Nappy, of hair, means having tight bends or curls. Kinky hair.
Black and brown women of all races have suffered from criticism for having kinky, tightly coiled hair. Society calls it nappy. If one has naturally curly hair, whether or not it is a tight curl or a looser curl, the individual deemed has nappy hair.
Since African-American Garrett Augustus Morgan invented the relaxer in 1877, some black and brown women used relaxers to change the chemical make-up of their naturally curly hair. After a black or brown woman uses a relaxer, their once curly hair turns bone straight. The technique of relaxing hair typically is done, at home or by a professional, every four weeks.
Ebbra, a licensed practical nurse, said she has used relaxers for more than 15 years. “Using relaxers was a norm while growing up. For as long as I could remember, my mama relaxed my hair. I don’t know why she relaxed my hair so early in my childhood.”
Some black and brown women would also wear their hair in braids, cornrows or single, individual braids. Other hairstyles for black and brown women typically include extensions (weaves, wigs), two strand twists and dreadlocks. A black or brown woman would do anything she could do to conceal her natural, kinky, curly roots.
Jasmine T. said she typically wears her kinky, curly roots in a kempt bun. Working as a project manager, she said the is pressure to keep her hair in a more straightened form. “Sometimes I’m nervous about the reaction if I did decide to wear my afro, one day,” Taylor said. “I am sometimes questioned about my hair whenever I wear braids.
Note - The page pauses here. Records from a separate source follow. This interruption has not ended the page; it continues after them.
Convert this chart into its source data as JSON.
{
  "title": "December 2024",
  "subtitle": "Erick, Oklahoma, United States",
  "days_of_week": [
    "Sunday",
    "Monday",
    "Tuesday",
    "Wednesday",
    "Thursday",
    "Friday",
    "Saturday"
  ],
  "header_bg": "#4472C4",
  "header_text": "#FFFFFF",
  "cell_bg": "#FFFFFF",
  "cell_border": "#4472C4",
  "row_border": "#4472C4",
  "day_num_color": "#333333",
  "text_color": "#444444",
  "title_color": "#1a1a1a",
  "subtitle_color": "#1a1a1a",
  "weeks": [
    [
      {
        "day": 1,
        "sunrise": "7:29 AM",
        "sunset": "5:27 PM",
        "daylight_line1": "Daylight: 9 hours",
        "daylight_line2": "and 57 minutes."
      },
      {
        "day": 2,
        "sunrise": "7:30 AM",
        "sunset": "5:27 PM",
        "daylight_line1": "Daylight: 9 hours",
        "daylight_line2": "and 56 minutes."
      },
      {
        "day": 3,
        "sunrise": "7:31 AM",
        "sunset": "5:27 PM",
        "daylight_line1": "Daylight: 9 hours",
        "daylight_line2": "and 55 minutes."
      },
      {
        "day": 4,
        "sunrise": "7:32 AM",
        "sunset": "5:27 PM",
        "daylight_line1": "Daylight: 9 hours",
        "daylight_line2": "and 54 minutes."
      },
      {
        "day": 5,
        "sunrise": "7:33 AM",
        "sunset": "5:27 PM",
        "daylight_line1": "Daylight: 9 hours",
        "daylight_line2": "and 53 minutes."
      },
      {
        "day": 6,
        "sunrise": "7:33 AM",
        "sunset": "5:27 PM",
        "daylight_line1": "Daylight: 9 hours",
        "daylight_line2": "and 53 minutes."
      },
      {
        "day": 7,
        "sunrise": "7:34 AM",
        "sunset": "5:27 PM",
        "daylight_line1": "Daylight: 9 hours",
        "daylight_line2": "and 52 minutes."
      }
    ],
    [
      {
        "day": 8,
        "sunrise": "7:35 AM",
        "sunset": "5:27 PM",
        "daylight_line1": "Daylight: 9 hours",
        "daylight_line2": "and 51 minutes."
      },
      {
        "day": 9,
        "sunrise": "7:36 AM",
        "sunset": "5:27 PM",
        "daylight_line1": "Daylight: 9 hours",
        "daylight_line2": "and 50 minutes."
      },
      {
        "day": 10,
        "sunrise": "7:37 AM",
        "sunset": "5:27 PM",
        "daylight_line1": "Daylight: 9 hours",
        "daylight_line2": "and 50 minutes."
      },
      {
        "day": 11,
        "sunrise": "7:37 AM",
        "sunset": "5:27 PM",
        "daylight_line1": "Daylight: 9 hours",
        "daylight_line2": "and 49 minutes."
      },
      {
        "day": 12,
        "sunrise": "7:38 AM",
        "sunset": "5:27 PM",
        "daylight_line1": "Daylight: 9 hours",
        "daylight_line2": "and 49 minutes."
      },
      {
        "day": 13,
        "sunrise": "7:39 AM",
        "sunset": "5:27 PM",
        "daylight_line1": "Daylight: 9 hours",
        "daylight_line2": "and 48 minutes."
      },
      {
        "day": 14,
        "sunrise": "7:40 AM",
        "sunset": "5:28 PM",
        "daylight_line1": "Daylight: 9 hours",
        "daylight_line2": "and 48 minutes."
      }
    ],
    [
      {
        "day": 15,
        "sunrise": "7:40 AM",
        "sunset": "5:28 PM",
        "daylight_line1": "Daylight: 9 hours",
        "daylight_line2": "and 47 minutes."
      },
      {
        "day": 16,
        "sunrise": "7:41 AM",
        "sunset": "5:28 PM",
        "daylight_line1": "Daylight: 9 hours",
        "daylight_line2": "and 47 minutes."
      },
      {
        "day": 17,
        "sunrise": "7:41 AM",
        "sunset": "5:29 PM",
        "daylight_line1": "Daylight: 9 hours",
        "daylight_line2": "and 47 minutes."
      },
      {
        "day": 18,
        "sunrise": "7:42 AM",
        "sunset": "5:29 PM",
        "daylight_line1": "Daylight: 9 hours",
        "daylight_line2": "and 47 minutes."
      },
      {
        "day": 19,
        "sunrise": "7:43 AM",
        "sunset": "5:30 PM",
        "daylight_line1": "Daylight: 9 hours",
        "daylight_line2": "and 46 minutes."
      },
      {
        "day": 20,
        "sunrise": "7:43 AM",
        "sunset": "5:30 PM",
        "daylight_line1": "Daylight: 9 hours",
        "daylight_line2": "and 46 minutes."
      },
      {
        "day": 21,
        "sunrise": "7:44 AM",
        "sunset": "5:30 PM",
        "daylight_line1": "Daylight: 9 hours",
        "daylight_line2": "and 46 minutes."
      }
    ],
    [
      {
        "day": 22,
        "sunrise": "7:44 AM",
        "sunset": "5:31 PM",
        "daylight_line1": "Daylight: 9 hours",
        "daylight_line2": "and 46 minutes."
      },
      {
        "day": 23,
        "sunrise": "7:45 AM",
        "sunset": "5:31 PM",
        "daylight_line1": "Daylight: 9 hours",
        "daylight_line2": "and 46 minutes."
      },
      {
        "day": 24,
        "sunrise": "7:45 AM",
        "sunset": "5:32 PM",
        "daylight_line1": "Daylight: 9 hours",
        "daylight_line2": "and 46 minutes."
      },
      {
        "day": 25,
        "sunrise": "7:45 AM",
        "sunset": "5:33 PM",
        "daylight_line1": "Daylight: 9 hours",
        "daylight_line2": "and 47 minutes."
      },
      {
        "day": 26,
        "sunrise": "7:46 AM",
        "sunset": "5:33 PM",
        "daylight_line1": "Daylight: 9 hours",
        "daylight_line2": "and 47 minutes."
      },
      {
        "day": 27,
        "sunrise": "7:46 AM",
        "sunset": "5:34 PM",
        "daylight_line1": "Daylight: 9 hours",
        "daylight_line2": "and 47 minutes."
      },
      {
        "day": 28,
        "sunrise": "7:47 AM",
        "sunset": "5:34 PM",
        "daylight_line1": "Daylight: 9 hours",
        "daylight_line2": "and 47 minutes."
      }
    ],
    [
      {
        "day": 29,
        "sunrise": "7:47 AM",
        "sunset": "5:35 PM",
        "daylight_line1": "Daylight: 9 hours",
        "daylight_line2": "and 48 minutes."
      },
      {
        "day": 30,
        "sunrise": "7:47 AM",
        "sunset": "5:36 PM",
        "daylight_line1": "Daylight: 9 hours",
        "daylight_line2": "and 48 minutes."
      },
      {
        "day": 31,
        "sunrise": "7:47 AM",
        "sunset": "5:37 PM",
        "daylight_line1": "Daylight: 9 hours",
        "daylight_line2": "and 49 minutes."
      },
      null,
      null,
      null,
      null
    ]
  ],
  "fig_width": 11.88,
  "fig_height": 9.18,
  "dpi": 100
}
My coworkers are very intrigued by it.”
On July 28, a state representative for Kentucky brought attention to a school in Louisville. A new dress code policy was set to debut fall of 2016. According to WBIR news, the policy stated, “Hairstyles that are extreme, distracting, or attention-getting will not be permitted. No dreadlocks, cornrolls, twists, mohawks, and no jewelry will be worn in the hair.”
Shortly after the new dress code and hair policy reached the mailboxes of future students and parents, an immediate outcry came from the black and brown community.
WBIR also reported one mother tweeting her complaint, mentioning the school directly. The mother tweeted that her child is not happy about not being to wear her natural, nappy hair because it has been deemed as “extreme, distracting, or attention-getting.”
Discrimination of a black or brown woman’s hair extends beyond an explicitly written school policy. Policies, guidelines, and standards are implicitly stating that it is not okay for black and brown women to wear their hair in its natural, kinky form.
Ebbra and Jasmine T. both agreed there is an unspoken stigma about their natural roots. “I am questioned about my hair daily,” Ebbra said. “It’s not uncomfortable for me to answer their questions about my hair. I have faced a little bit of discrimination. I could tell by the look on the interviewer’s face when I entered the room. This was while job searching, but overall there weren’t any problems.”
Some businesses and organizations would state hair should be “straightened” or it should be “pulled up into a neat high bun.” If the hair isn’t straight and neat, it is seen to be unprofessional and unkempt. For that reason, the black and brown woman are essentially afraid to wear their natural, nappy hair in a professional setting.
Naturalistas are women who have embraced their natural hair textures. With different stigmas from society, naturalistas said they feel empowered by wearing their nappy roots. These women also often encourage other black and brown women to wear their natural hair as well. Naturalistas now have a large social media following. There are also a number of blogs and discussion forums to discuss an array of topics as it relates to nappy hair.
Since 2010, a steady increase of black and brown women are foregoing relaxers for their natural, kinky, curly roots. Relaxers can be, and in most cases are, damaging to the hair. If applied incorrectly, the relaxer would burn the woman’s scalp, leaving sores and scabs. In other cases, the woman’s hair will begin to break off and fall out because of the constant, excessive chemical use.
The black and brown naturalista community has continued to grow tremendously over the past decade. Many billion dollar hair care companies have continued to design and enhance hair care products for black and brown women with kinky natural hair. Morrocomethod.com projects the African-American hair care industry to grow to $761 million by 2017.
According to Morrocomethod.com, six out of 10 of black women choose to wear weaves, wigs, or extensions. Also, from 2013 to 2014, 70% of black women have claimed to have kept their natural hair texture. In part, because of the fast growing hair industry that specifically caters to kinky, curly hair textures.
Naturalistas walk many different paths in life. Some are lawyers, doctors, business owners. Other naturalistas are young girls and young adults preparing themselves for their futures.
Ebbra and Jasmine T. both have foregone relaxers for their natural hair despite the stigmas. Jasmine said “Going natural was the best decision I’ve ever made. Yeah it’s weird to society, but I love me roots!”
Naturalistas continue to empower one another as well as women who hope to forego relaxers but continue to be accepted by society’s higher standards. Naturalistas are here to help prove that it doesn’t matter the texture of one’s hair. Nappy roots are beautiful and one’s natural, nappy hair is to be embraced.